Maior jornal inglês chama Bolsonaro de irresponsável

Todos os posts, Últimas notícias

Foto: Pedro Ladeira/Folhapress

Aumentam os riscos ao programa de reforma econômica do Brasil – um dos maiores entre os mercados emergentes. Mas as mudanças importantes estão sendo ameaçadas não pelo coronavírus ou uma falta de apetite político: o principal culpado é o presidente Jair Bolsonaro.

Bolsonaro jogou uma granada no febril mundo político brasileiro ao convocar seus apoiadores para as ruas para uma manifestação nacional no domingo, para apoiá-lo contra os “inimigos do Brasil” – código bolsonarista para políticos. A epidemia de coronavírus o forçou a adiar as grandes manifestações nacionais, mas mesmo assim pequenas demonstrações ocorreram no domingo, com o presidente aparecendo do lado de fora de seu palácio em Brasília para saudar apoiadores.

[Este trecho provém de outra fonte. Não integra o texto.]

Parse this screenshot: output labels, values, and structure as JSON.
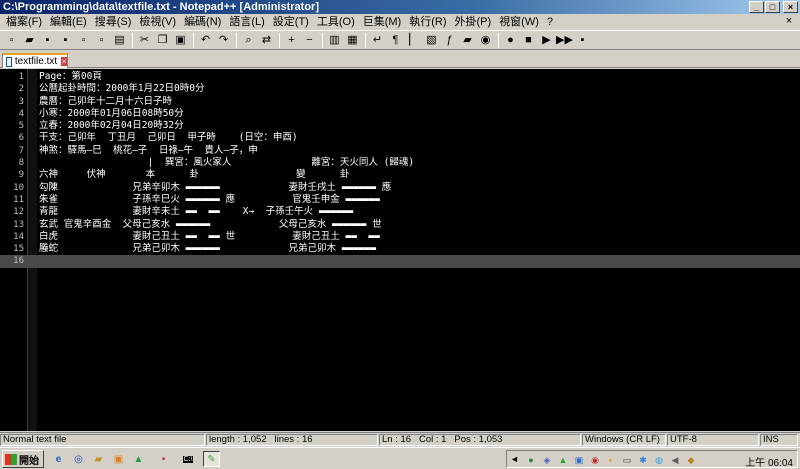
{
  "window": {
    "title": "C:\\Programming\\data\\textfile.txt - Notepad++ [Administrator]",
    "min": "_",
    "max": "□",
    "close": "×"
  },
  "menu": [
    "檔案(F)",
    "編輯(E)",
    "搜尋(S)",
    "檢視(V)",
    "編碼(N)",
    "語言(L)",
    "設定(T)",
    "工具(O)",
    "巨集(M)",
    "執行(R)",
    "外掛(P)",
    "視窗(W)",
    "?"
  ],
  "menu_close": "×",
  "toolbar": [
    {
      "icon": "new-file-icon",
      "glyph": "▫"
    },
    {
      "icon": "open-folder-icon",
      "glyph": "▰"
    },
    {
      "icon": "save-icon",
      "glyph": "▪"
    },
    {
      "icon": "save-all-icon",
      "glyph": "▪"
    },
    {
      "icon": "close-file-icon",
      "glyph": "▫"
    },
    {
      "icon": "close-all-icon",
      "glyph": "▫"
    },
    {
      "icon": "print-icon",
      "glyph": "▤"
    },
    {
      "sep": true
    },
    {
      "icon": "cut-icon",
      "glyph": "✂"
    },
    {
      "icon": "copy-icon",
      "glyph": "❐"
    },
    {
      "icon": "paste-icon",
      "glyph": "▣"
    },
    {
      "sep": true
    },
    {
      "icon": "undo-icon",
      "glyph": "↶"
    },
    {
      "icon": "redo-icon",
      "glyph": "↷"
    },
    {
      "sep": true
    },
    {
      "icon": "find-icon",
      "glyph": "⌕"
    },
    {
      "icon": "replace-icon",
      "glyph": "⇄"
    },
    {
      "sep": true
    },
    {
      "icon": "zoom-in-icon",
      "glyph": "+"
    },
    {
      "icon": "zoom-out-icon",
      "glyph": "−"
    },
    {
      "sep": true
    },
    {
      "icon": "sync-vertical-icon",
      "glyph": "▥"
    },
    {
      "icon": "sync-horizontal-icon",
      "glyph": "▦"
    },
    {
      "sep": true
    },
    {
      "icon": "word-wrap-icon",
      "glyph": "↵"
    },
    {
      "icon": "show-all-chars-icon",
      "glyph": "¶"
    },
    {
      "icon": "indent-guide-icon",
      "glyph": "▏"
    },
    {
      "icon": "doc-map-icon",
      "glyph": "▧"
    },
    {
      "icon": "function-list-icon",
      "glyph": "ƒ"
    },
    {
      "icon": "folder-workspace-icon",
      "glyph": "▰"
    },
    {
      "icon": "monitoring-icon",
      "glyph": "◉"
    },
    {
      "sep": true
    },
    {
      "icon": "record-macro-icon",
      "glyph": "●"
    },
    {
      "icon": "stop-macro-icon",
      "glyph": "■"
    },
    {
      "icon": "play-macro-icon",
      "glyph": "▶"
    },
    {
      "icon": "play-multiple-icon",
      "glyph": "▶▶"
    },
    {
      "icon": "save-macro-icon",
      "glyph": "▪"
    }
  ],
  "tab": {
    "label": "textfile.txt",
    "close": "×"
  },
  "lines": [
    {
      "n": "1",
      "text": "Page：第00頁"
    },
    {
      "n": "2",
      "text": "公曆起卦時間：2000年1月22日0時0分"
    },
    {
      "n": "3",
      "text": "農曆：己卯年十二月十六日子時"
    },
    {
      "n": "4",
      "text": "小寒：2000年01月06日08時50分"
    },
    {
      "n": "5",
      "text": "立春：2000年02月04日20時32分"
    },
    {
      "n": "6",
      "text": "干支：己卯年  丁丑月  己卯日  甲子時    (日空：申酉)"
    },
    {
      "n": "7",
      "text": "神煞：驛馬—巳  桃花—子  日祿—午  貴人—子，申"
    },
    {
      "n": "8",
      "text": "                   |  巽宮：風火家人              離宮：天火同人 (歸魂)"
    },
    {
      "n": "9",
      "text": "六神     伏神       本      卦                 變      卦"
    },
    {
      "n": "10",
      "text": "勾陳             兄弟辛卯木 ▬▬▬▬▬▬            妻財壬戌土 ▬▬▬▬▬▬ 應"
    },
    {
      "n": "11",
      "text": "朱雀             子孫辛巳火 ▬▬▬▬▬▬ 應          官鬼壬申金 ▬▬▬▬▬▬"
    },
    {
      "n": "12",
      "text": "青龍             妻財辛未土 ▬▬  ▬▬    X→  子孫壬午火 ▬▬▬▬▬▬"
    },
    {
      "n": "13",
      "text": "玄武 官鬼辛酉金  父母己亥水 ▬▬▬▬▬▬            父母己亥水 ▬▬▬▬▬▬ 世"
    },
    {
      "n": "14",
      "text": "白虎             妻財己丑土 ▬▬  ▬▬ 世          妻財己丑土 ▬▬  ▬▬"
    },
    {
      "n": "15",
      "text": "螣蛇             兄弟己卯木 ▬▬▬▬▬▬            兄弟己卯木 ▬▬▬▬▬▬"
    },
    {
      "n": "16",
      "text": ""
    }
  ],
  "status": {
    "filetype": "Normal text file",
    "length": "length : 1,052",
    "lines": "lines : 16",
    "ln": "Ln : 16",
    "col": "Col : 1",
    "pos": "Pos : 1,053",
    "eol": "Windows (CR LF)",
    "encoding": "UTF-8",
    "ins": "INS"
  },
  "taskbar": {
    "start": "開始",
    "clock": "上午 06:04"
  }
}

Um vídeo incendiário convocando a manifestação mostrou Bolsonaro escrevendo com dificuldade após ter sido esfaqueado durante sua campanha eleitoral em 2018, com os dizeres “ele quase morreu por nós”. Mas a tentativa de Bolsonaro de se apresentar como o Cristo Salvador dos últimos dias contra os políticos fariseus, enfureceu o poderoso Congresso brasileiro num momento crucial.

No ano passado os parlamentares concordaram em reduzir pensões insustentáveis para servidores públicos federais, uma mudança muito necessária que frustrou presidentes por duas décadas. Aumentaram as esperanças de que um ímpeto suficiente havia sido criado para a aprovação de outras reformas igualmente importantes, mas amargas.

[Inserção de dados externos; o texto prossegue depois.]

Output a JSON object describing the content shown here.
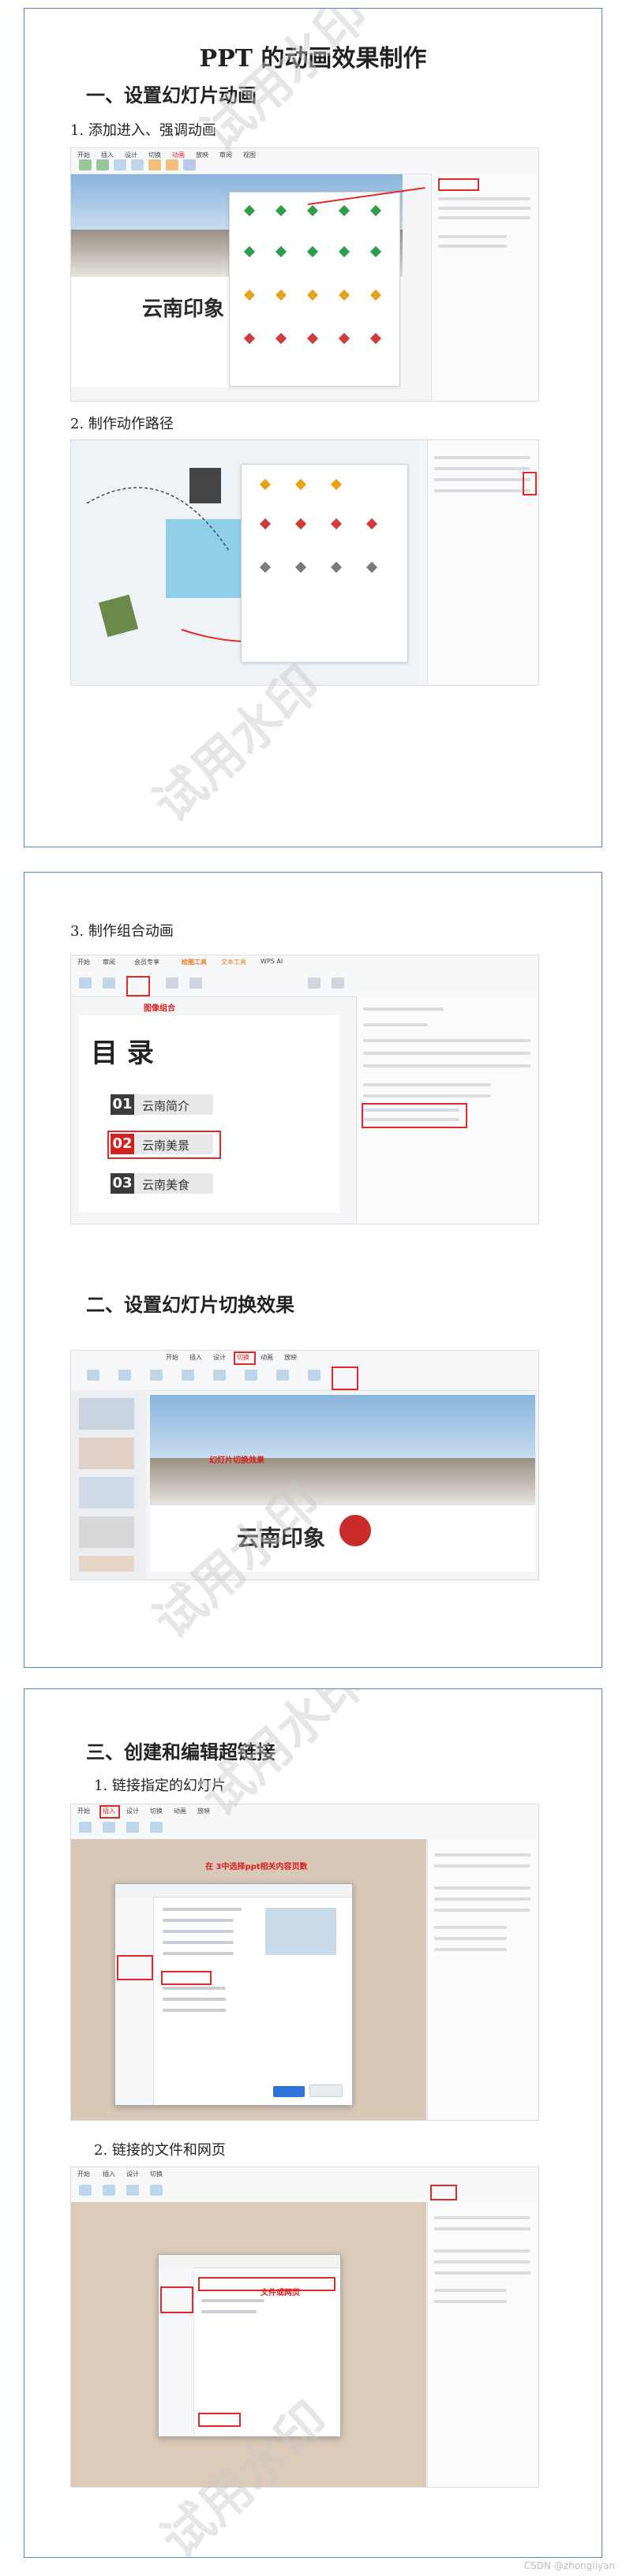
{
  "document": {
    "title": "PPT 的动画效果制作",
    "sections": [
      {
        "heading": "一、设置幻灯片动画",
        "steps": [
          "1. 添加进入、强调动画",
          "2. 制作动作路径",
          "3. 制作组合动画"
        ]
      },
      {
        "heading": "二、设置幻灯片切换效果",
        "steps": []
      },
      {
        "heading": "三、创建和编辑超链接",
        "steps": [
          "1. 链接指定的幻灯片",
          "2. 链接的文件和网页"
        ]
      }
    ]
  },
  "screenshots": {
    "slide_title": "云南印象",
    "menu_tabs": [
      "开始",
      "插入",
      "设计",
      "切换",
      "动画",
      "放映",
      "审阅",
      "视图",
      "工具",
      "会员专享",
      "绘图工具",
      "文本工具",
      "WPS AI"
    ],
    "group_anim": {
      "annotation": "图像组合",
      "toc_heading": "目 录",
      "items": [
        {
          "num": "01",
          "label": "云南简介"
        },
        {
          "num": "02",
          "label": "云南美景"
        },
        {
          "num": "03",
          "label": "云南美食"
        }
      ]
    },
    "transition_annotation": "幻灯片切换效果",
    "hyperlink_annotation": "在 3中选择ppt相关内容页数",
    "file_annotation": "文件或网页"
  },
  "watermark": "试用水印",
  "credit": "CSDN @zhongliyan",
  "colors": {
    "border": "#5b7fbf",
    "accent_red": "#e02a2a",
    "wps_orange": "#f5a623"
  }
}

Estas incluem uma simplificação do labirinto tributário brasileiro – um dos mais complexos do mundo -, assim como leis impondo uma maior disciplina fiscal a Estados e municípios perdulários, a concessão de independência ao Banco Central e o fim de empregos vitalícios no serviço público.

Se totalmente aprovadas, essas medidas seriam a mais ampla reforma estrutural realizada no Brasil desde o retorno à democracia em 1985. A janela para a aprovação dessas medidas sempre foi estreita, uma vez que as atenções dos parlamentares em breve se voltarão para as eleições municipais de outubro. Mas as atitudes de Bolsonaro reduziram ainda mais o tamanho dessa janela.

Os custos financeiros e políticos dos ataques do presidente ao Congresso estão aumentando. Na semana passada, os políticos bloquearam um veto presidencial a um aumento dos benefícios previdenciários que têm um custo potencial de US$ 4 bilhões por ano. Uma briga por outros US$ 6 bilhões em gastos discricionários continua. O pacote de reforma está paralisado. O destino político de Paulo Guedes, o ministro da Economia, está em jogo: sua declaração recente de que “temos apenas 15 semanas para salvar o Brasil” pode ser lida como uma insinuação de sua própria mortalidade política.

Há muito os brasileiros suspeitam que o próprio empenho de Bolsonaro com as reformas propostas pelo seu ministro da Economia é pequeno. O histórico de votos do presidente como congressista sugere um político que atuou dentro das regras clientelistas da política brasileira, e não como um reformista radical. Em seu mais recente confronto, ele parece ter calculado que irritar políticos impopulares é um preço que vale a pena pagar para energizar sua base de apoio.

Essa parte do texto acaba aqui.